Je crachai un juron avant de me lever brusquement. Connord haussa un sourcil, un léger sourire sur les lèvres. Je pris une longue inspiration et me rassis. Je posai mes mains à plat.

_ J'ai envie... de la revoir, admis-je. Pour m'excuser. C'est la prochaine étape que je dois suivre dans... mon programme.

Connord hocha la tête.

_ Blake ne te laissera pas faire. Pas tant que Yamada ne donnera pas son accord. Et crois-moi, elle ne le donnera pas tout de suite. Du moins, je l'espère. Ça te fera les pieds.

Je reniflai, un peu désabusé par cette situation. Si je voulais aller la voir pour m'excuser, Blake ne me laisserait pas faire. Pire encore, Mitsuha elle-même ne voulait pas me voir. Du moins, c'est ce que je pensais.

_ Viens à l'entraînement cette après-midi, reprit Connord. Ça fera du bien aux gars de te voir frais et dispo.

_ J'ai les gosses et après, je dois bouger.

Il fallait vraiment que j'aille voir Honor. Je voulais lui parler de Mitsuha... Je ne l'avais pas encore fait. Peut-être qu'elle pourrait m'aider à passer au-dessus de ce que j'avais fait. Elle ne savait pas que j'avais utilisé mon...

Je sortis mon portable de ma poche quand il vibra. C'était un SMS de Priam, qui m'invitait à passer à l'orphelinat. Honor voulait me voir apparemment. Je secouai doucement la tête et répondis tout de suite. Ce n'était pas étonnant que Priam soit levé à cette heure-là. Ce n'était pas un gros dormeur.

Connord me parla de l'équipe, tentant d'écarter le sujet dangereux qu'il adorait aborder. Du peu qu'il m'en dit, il avait même une copine en ce moment. Qui ne le connaissait pas en tant que joueur, ce qui était un rafraichissement pour lui. Je le laissais dériver, jusqu'à ce qu'il soit neuf heures.

On décolla ensemble.
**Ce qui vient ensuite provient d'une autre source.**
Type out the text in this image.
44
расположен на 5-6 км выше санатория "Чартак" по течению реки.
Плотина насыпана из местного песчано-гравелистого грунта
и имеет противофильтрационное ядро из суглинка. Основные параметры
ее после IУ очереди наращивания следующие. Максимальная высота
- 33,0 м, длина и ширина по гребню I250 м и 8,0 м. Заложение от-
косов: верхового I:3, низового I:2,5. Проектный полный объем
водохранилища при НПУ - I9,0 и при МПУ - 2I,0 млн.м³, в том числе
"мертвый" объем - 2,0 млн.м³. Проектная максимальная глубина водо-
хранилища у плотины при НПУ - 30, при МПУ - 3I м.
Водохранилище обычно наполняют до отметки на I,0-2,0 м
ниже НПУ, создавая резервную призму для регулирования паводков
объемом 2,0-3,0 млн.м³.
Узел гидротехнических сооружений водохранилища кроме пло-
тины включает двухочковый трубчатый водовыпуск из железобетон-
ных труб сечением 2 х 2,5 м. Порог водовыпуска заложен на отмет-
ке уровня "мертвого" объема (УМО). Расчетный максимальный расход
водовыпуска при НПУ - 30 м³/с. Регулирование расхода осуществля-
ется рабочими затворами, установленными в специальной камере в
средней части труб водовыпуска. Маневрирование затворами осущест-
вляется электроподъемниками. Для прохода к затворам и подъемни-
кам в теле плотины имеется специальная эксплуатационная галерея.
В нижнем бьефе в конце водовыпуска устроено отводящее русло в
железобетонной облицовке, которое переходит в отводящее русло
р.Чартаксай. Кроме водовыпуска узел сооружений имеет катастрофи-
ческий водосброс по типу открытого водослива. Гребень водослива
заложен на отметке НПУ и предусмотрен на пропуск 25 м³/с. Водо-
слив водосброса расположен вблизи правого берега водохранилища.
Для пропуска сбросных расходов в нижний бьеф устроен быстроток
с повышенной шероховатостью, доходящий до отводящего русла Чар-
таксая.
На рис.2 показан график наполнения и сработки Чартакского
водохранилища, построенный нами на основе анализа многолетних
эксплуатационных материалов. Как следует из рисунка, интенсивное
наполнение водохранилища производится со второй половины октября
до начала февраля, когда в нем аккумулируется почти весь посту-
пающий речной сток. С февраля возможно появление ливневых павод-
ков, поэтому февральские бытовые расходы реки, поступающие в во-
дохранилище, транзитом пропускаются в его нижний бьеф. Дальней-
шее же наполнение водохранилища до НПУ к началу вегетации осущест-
Lui, il alla directement à la patinoire pour s'entraîner et moi je pris la direction de ma maison. Je récupérais mes affaires et pris le temps de ranger mon bazar. Je pris la direction de la patinoire vers onze heures. L'entrainement était dans deux bonnes heures, mais cela me permettrait de m'échauffer. Ces gosses auraient bientôt ma peau.

La plupart d'entre eux suivaient un cursus qui comprenait des cours et du sport. Ils étaient tous reconnus comme des athlètes de haut niveau. Ils avaient pratiquement tous participé à de grands championnats pour jeunes. Ils seraient repérés bientôt par des recruteurs. Je ferais en sorte qu'ils soient bien dirigés et qu'ils aient droit aux opportunités qu'ils voulaient et surtout qu'ils méritaient.

En arrivant à la patinoire, j'aperçus Ani, assis sur le bord du muret. Il était au téléphone avec quelqu'un, sûrement quelqu'un de sa famille vue qu'il parlait dans sa langue maternelle, l'espagnol. Il me vit et raccrocha rapidement.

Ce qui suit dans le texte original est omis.